In the morning, I met with the restaurant manager at the branch. He was nice and casual, which meant it didn’t felt too stressful to receive instructions from him despite his position. I was given my one set of uniform, a cap that may be alittle too small for my head and a name tag pin. I was told to handle the seating area where all the customers have their food. He got a lady to mentor me with the tasks I was to engage in when I’m assigned to this area in the restaurant. She didn’t seem like a local; maybe a Malaysian who has been living here for a long time now. She often refer herself as a third person – “auntie has been doing this for ten over years”. At first, I thought she’d been referring to the cashiering auntie all the while until I clarified. She was patient and assured me that these were simple tasks and I’d pick them up in no time. I gotta do mopping and never to forget to squeeze the mop dry and lay out the “CAUTION: WET FLOOR” signage, clear trays, refill the condiments, wipe the seats and tables, and rinse the trays then dry them with hot towels.
I felt alittle uncomfortable at the beginning with customers staring at me, which almost seem like sympathy stares. Sometimes, switching from that to gawks. I took a quick glance at them and immediately look away. Hate eye contact, hate it even more when I hold eye contact with a stranger by accident and I smile miserably at them, then they don’t return the
same miserable smile. But you get used to it as the hours ticked by and cleaning up after them feels more OK now.
The kitchen turns out to be a very chatty environment. I didn’t partake in the giggly atmosphere but it was still nice to overhear their teases. There were three elderly aunties; two situated in the kitchen and one being the only one at the counter to handle the orders. And three other female staff, including my “mentor”. There was another manager whom I learnt later that he was about a year or so younger than me.
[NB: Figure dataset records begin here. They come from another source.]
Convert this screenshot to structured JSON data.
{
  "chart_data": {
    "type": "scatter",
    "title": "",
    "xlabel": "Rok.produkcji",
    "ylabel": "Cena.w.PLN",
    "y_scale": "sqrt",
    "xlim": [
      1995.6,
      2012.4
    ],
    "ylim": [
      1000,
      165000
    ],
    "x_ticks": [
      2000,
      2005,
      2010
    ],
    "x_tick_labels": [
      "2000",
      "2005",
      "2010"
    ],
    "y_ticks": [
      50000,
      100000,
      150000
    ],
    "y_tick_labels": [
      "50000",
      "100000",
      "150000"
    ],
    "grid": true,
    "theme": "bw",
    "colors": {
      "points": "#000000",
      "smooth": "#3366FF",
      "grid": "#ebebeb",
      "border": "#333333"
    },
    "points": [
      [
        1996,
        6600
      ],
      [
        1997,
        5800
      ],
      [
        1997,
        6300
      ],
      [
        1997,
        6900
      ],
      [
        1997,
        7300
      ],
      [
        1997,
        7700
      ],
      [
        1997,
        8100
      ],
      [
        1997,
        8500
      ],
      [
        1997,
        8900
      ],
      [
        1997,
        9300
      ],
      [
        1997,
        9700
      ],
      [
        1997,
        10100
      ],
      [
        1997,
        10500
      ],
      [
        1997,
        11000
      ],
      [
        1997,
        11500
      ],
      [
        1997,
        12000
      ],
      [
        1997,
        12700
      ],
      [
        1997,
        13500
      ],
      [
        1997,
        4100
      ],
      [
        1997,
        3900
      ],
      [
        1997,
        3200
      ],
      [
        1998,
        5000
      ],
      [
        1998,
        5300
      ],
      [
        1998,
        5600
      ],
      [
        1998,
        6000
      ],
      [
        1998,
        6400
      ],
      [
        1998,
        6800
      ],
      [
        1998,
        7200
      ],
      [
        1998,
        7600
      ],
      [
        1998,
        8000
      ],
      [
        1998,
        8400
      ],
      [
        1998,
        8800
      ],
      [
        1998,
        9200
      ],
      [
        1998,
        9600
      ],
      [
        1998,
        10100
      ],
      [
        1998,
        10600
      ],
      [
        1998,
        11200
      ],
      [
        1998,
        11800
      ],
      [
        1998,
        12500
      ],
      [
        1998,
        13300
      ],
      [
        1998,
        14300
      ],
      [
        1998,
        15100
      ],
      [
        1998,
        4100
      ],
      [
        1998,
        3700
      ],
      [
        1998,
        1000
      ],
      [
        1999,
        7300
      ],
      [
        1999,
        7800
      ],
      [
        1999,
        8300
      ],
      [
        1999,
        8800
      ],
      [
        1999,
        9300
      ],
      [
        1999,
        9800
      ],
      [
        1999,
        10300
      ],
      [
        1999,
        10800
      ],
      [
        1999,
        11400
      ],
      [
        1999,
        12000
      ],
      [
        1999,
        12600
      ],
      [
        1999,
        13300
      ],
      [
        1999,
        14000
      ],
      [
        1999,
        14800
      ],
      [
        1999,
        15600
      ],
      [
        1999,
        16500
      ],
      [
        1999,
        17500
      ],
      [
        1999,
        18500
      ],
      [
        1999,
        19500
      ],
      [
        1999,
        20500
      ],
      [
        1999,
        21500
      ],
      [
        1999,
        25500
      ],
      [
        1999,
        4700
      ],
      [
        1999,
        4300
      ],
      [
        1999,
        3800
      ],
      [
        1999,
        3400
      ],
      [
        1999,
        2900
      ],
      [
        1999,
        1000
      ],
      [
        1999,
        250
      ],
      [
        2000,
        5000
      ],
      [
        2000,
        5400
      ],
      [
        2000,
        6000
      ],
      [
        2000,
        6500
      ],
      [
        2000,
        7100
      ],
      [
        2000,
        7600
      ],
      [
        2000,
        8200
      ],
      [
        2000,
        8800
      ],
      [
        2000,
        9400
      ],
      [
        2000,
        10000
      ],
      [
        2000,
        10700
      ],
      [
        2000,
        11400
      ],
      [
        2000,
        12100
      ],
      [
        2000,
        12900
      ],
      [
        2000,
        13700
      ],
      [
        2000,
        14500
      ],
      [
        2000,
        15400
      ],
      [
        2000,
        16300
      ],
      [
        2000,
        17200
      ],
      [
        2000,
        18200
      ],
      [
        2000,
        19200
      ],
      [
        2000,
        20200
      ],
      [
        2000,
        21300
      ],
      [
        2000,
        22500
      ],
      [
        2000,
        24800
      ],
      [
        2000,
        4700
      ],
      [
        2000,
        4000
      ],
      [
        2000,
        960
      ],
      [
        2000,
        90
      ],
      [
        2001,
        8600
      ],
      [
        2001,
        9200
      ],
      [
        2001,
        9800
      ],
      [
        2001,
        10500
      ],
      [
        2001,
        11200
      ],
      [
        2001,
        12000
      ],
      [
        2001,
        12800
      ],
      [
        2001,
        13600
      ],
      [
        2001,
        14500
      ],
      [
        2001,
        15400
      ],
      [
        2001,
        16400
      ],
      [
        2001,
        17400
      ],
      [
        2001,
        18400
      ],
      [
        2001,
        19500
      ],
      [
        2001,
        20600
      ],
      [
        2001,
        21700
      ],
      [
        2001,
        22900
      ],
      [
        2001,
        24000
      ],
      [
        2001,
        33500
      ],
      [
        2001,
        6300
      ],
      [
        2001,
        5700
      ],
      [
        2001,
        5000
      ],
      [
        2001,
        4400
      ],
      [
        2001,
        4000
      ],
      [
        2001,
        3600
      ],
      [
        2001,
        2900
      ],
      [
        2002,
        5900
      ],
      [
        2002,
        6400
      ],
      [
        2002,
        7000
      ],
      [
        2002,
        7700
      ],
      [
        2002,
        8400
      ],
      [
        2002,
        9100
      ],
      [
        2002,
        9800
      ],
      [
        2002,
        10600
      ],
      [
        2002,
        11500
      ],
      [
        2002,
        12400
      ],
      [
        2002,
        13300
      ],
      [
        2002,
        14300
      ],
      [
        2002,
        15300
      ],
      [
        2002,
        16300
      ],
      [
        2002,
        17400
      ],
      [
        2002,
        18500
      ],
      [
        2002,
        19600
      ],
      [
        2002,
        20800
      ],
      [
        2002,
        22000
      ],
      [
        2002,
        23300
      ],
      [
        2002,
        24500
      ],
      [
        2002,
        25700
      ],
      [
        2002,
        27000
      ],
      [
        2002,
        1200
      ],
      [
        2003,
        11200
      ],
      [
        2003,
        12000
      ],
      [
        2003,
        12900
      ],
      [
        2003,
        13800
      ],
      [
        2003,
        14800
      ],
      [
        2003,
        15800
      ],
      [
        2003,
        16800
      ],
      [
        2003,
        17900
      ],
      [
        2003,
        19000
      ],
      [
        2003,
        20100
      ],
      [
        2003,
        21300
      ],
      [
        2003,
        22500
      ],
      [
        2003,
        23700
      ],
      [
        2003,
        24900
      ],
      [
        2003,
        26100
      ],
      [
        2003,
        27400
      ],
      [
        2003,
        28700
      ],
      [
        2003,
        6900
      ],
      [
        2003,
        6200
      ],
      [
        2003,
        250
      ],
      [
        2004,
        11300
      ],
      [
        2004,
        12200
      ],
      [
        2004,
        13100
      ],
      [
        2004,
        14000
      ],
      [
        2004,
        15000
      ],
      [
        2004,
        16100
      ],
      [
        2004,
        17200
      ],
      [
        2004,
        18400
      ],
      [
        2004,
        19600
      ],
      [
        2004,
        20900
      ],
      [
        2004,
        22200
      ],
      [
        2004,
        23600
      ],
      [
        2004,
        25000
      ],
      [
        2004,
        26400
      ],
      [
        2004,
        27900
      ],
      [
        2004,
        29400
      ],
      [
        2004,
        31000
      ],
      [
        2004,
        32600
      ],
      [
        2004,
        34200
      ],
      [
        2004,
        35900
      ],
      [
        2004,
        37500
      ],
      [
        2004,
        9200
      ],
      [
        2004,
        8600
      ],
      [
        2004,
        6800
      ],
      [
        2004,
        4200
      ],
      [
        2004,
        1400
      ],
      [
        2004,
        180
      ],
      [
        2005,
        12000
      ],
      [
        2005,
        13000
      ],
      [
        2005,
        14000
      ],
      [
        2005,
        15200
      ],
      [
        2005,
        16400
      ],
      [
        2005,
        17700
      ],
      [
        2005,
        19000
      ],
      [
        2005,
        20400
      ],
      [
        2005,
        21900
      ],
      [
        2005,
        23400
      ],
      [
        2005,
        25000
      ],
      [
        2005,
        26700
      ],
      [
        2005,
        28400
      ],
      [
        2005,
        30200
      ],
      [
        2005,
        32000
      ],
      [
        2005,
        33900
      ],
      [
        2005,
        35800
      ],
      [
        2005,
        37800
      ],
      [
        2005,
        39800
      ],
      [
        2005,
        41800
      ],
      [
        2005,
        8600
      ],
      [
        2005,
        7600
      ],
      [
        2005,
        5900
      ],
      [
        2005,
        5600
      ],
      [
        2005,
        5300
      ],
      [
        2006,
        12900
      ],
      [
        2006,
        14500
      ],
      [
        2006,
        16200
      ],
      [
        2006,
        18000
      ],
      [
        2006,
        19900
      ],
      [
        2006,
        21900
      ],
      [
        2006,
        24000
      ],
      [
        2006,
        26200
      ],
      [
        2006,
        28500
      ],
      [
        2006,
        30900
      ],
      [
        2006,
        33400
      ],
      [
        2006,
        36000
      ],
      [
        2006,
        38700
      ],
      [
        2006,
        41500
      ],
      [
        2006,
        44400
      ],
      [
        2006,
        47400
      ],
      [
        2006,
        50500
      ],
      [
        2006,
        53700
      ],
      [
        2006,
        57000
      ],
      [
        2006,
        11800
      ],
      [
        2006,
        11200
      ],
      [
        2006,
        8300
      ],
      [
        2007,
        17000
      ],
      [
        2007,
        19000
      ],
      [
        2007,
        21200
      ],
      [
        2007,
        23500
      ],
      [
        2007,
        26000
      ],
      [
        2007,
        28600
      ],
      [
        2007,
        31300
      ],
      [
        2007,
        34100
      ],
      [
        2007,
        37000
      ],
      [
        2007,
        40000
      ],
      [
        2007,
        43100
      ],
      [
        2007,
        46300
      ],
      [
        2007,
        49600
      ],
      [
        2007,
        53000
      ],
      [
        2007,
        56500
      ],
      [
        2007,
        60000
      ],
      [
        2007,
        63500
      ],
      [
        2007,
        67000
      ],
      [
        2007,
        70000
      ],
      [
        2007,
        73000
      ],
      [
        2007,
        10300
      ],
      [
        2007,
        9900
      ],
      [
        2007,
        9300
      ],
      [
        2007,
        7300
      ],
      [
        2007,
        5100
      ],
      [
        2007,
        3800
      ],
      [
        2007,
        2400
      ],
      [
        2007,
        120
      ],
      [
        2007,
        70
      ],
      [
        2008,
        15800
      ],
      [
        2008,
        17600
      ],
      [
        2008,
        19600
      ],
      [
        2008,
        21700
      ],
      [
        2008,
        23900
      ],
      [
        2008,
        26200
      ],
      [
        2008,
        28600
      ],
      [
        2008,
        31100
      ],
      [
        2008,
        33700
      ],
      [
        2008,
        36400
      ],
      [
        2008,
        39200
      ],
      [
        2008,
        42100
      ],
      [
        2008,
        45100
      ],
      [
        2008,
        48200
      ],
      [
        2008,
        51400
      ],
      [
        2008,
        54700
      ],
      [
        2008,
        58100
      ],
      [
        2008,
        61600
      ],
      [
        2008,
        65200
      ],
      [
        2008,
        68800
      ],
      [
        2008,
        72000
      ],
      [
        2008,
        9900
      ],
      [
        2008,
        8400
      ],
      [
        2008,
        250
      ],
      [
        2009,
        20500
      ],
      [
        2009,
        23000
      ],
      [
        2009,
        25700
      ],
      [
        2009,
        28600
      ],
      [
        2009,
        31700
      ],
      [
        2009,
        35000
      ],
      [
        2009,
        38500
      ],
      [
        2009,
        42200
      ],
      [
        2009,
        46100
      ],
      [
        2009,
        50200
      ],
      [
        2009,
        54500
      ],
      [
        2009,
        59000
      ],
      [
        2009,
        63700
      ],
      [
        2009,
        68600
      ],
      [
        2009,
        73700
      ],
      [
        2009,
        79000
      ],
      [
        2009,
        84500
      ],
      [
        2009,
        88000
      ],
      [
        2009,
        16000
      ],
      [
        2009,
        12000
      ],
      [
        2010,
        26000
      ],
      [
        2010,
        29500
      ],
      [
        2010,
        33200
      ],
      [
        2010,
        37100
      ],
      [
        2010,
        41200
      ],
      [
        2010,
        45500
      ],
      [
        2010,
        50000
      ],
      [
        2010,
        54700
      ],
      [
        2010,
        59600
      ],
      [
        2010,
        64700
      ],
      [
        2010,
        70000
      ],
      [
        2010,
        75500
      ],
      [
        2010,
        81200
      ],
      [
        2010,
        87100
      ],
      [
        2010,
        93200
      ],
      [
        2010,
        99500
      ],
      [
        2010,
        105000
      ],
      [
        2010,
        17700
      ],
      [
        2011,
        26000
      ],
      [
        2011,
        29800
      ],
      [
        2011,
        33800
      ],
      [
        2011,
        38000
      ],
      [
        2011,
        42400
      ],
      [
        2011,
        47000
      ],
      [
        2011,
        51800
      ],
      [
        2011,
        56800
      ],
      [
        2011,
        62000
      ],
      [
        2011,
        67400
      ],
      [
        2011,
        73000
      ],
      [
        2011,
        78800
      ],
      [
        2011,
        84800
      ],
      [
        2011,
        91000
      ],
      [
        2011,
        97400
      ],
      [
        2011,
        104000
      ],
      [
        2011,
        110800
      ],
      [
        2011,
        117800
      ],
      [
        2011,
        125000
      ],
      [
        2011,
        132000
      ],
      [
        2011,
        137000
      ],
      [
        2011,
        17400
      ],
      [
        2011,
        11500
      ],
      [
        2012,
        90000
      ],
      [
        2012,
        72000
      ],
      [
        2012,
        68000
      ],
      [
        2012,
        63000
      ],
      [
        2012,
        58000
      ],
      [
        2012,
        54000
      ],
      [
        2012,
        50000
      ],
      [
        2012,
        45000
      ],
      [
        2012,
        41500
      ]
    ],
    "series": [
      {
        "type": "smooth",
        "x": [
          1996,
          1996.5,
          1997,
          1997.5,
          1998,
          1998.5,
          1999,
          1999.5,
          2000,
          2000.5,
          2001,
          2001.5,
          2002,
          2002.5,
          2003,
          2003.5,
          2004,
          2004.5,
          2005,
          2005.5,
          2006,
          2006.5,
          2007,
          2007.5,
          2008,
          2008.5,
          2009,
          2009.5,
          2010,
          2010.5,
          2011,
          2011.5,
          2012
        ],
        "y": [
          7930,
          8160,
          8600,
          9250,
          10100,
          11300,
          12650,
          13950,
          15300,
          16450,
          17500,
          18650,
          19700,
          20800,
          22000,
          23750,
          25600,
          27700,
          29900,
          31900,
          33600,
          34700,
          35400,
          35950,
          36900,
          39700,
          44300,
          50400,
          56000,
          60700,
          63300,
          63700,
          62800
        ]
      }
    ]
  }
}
There was also a very articulated teenager who has been working part-time for about two years and is waiting for his exam results. He made some pretty harsh but harmless remarks while I was rushing to get the orders fulfilled during lunch hour, where he sighed and shook his head when I took awhile to scoop the fries and learn to use the ice-cream machine for the first time.
They had asked me the same thing I wrote about above: Why do you work here? I told them as it is, I wanted to know how a fast food restaurant functions. What I left out was that it was the social aspect I was interested in, rather than the technical aspects of running this.
Was it hard work?
Was there the monotonous, neverending work nature that people speak of jobs in diners or any food places?
Where does society’s stereotypes of diner workers come from?
Mainly: Why do you stay here? For some of them (three of them to be exact), the proximity of the workplace to their home largely determines why they work there. The some-of-them also wanted to kill time, plus that proximity.